Rapudo 14/08/2021
Inicialmente, tive impressão de que seria um livro com forte caráter alegórico, e fiquei bastante ansioso na tentativa de relacionar as eventuais alegorias apresentadas na abertura do livro com fatos históricos. Como não conheço muito da história de Moçambique, já viu né, foi um fracasso total!! Não recomendo esta abordagem. Na real, reconheço que entrei numas. O desejo inicial era ler o terra Sonâmbula, do Mia Couto. A Ju Wallauer, do Mamilos Podcast, comentou num dia desses que o livro do Mia era duríssimo, e recomendou este livro da Chiziane como um contraponto poético. Por paradoxal que fosse, seria um ótimo complemento. Resolvi acatar a sugestão. Mas antes, encaixei o Caderno de Memórias Coloniais, da Isabela Figueiredo, que tem mais ou menos a mesma temática.
Foi e está sendo um aprendizado.

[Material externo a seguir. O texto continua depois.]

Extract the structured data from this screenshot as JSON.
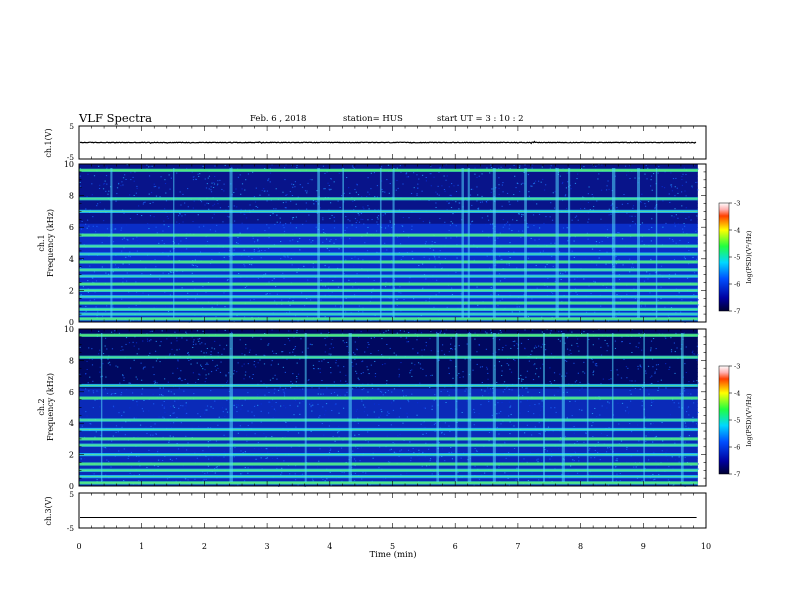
{
  "header": {
    "title": "VLF Spectra",
    "date": "Feb. 6 , 2018",
    "station": "station= HUS",
    "start": "start  UT =  3 : 10 : 2"
  },
  "chart_data": [
    {
      "type": "line",
      "ylabel": "ch.1(V)",
      "ylim": [
        -5,
        5
      ],
      "yticks": [
        "5",
        "-5"
      ],
      "xlim": [
        0,
        10
      ],
      "series": [
        {
          "values": [
            -0.1,
            0.1
          ],
          "note_color": "#000000"
        }
      ]
    },
    {
      "type": "heatmap",
      "ylabel_top": "ch.1",
      "ylabel": "Frequency (kHz)",
      "ylim": [
        0,
        10
      ],
      "yticks": [
        "0",
        "2",
        "4",
        "6",
        "8",
        "10"
      ],
      "xlim": [
        0,
        10
      ],
      "colorbar": {
        "label": "log(PSD)(V²/Hz)",
        "range": [
          -7,
          -3
        ],
        "ticks": [
          "-3",
          "-4",
          "-5",
          "-6",
          "-7"
        ]
      },
      "bands_khz": [
        0.2,
        0.5,
        0.8,
        1.2,
        1.6,
        2.0,
        2.4,
        2.9,
        3.3,
        3.8,
        4.3,
        4.8,
        5.5,
        7.0,
        7.8,
        9.6
      ],
      "bursts_min": [
        0.5,
        1.5,
        2.4,
        3.8,
        4.2,
        4.8,
        5.0,
        6.1,
        6.2,
        6.6,
        7.1,
        7.6,
        7.8,
        8.5,
        8.9,
        9.2
      ]
    },
    {
      "type": "heatmap",
      "ylabel_top": "ch.2",
      "ylabel": "Frequency (kHz)",
      "ylim": [
        0,
        10
      ],
      "yticks": [
        "0",
        "2",
        "4",
        "6",
        "8",
        "10"
      ],
      "xlim": [
        0,
        10
      ],
      "colorbar": {
        "label": "log(PSD)(V²/Hz)",
        "range": [
          -7,
          -3
        ],
        "ticks": [
          "-3",
          "-4",
          "-5",
          "-6",
          "-7"
        ]
      },
      "bands_khz": [
        0.2,
        0.6,
        1.0,
        1.4,
        2.0,
        2.6,
        3.0,
        3.6,
        4.2,
        5.6,
        6.4,
        8.2,
        9.6
      ],
      "bursts_min": [
        0.35,
        2.4,
        3.6,
        4.3,
        5.7,
        6.0,
        6.2,
        6.6,
        7.0,
        7.4,
        7.7,
        8.1,
        8.5,
        9.0,
        9.6
      ]
    },
    {
      "type": "line",
      "ylabel": "ch.3(V)",
      "ylim": [
        -5,
        5
      ],
      "yticks": [
        "5",
        "-5"
      ],
      "xlim": [
        0,
        10
      ],
      "series": [
        {
          "values": [
            -2.0,
            -2.0
          ],
          "note_color": "#000000"
        }
      ]
    }
  ],
  "xaxis": {
    "label": "Time (min)",
    "ticks": [
      "0",
      "1",
      "2",
      "3",
      "4",
      "5",
      "6",
      "7",
      "8",
      "9",
      "10"
    ]
  }
}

Porque ao relacionar este livro com a história de Moçambique, criei a expectava de uma sequência de fatos lineares, uma série de nomes, datas e eventos.
E não é exatamente por aí que a autora constrói o livro.

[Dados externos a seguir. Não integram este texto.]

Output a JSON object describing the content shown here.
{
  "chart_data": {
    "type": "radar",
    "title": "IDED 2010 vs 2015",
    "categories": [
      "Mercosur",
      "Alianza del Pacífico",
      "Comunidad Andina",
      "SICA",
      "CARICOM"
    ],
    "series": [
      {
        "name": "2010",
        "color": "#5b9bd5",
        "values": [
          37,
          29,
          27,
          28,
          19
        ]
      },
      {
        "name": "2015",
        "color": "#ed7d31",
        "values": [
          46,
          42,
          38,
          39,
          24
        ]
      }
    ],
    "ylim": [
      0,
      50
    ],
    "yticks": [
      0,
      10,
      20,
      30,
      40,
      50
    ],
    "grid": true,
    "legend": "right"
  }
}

Quando se diz que deve-se apropriar-se da própria história, através de uma epistemologia que não seja a do colonizador?
Este livro é isso e sobre isso.
Ela nos fala sobre a história de Moçambique, mas pela perspectiva do povo, seus conflitos internos e externo. Suas manifestações, cosmogonias, culturas e resistências.

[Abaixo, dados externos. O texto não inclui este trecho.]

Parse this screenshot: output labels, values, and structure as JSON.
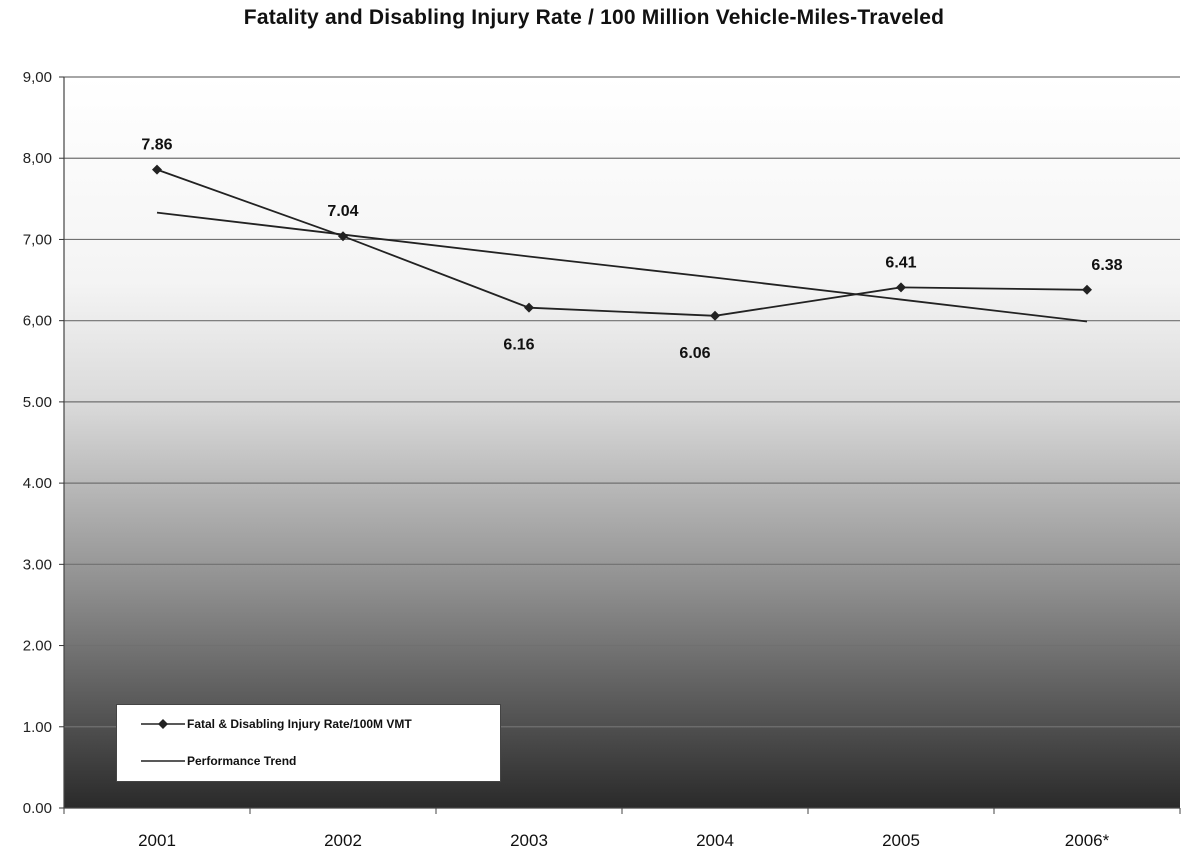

E mesmo assim, também nos entrega marcadores cronológicos e caracteriza eventos como a política salazarista, a independência e elementos da guerra civil.
É um lindo livro. Alegórico, metafórico, poético, sensível e brutal ao mesmo tempo. Tenho inveja de quem leu em conjunto com outras pessoas, porque eu certamente não consegui atingir todas suas camadas.
A abordagem é crítica à violência de gênero, de raça, e indica o quanto estas são constitutivas da experiência colonial.
Vi muita gente reclamando do final do livro, por diferentes motivos.
Achei coerente com a ideia de construção do país, aponta para um futuro nas mãos dos moçambicanos, e, pelo que entendi do estilo, bem afeito às narrativas orais que permeiam e constituem o livro.
E tive a impressão de que romance todo o traz o leitor a um poema curto, de seis versos, que encerra o livro, como se para dar o sentido mais amplo para ele.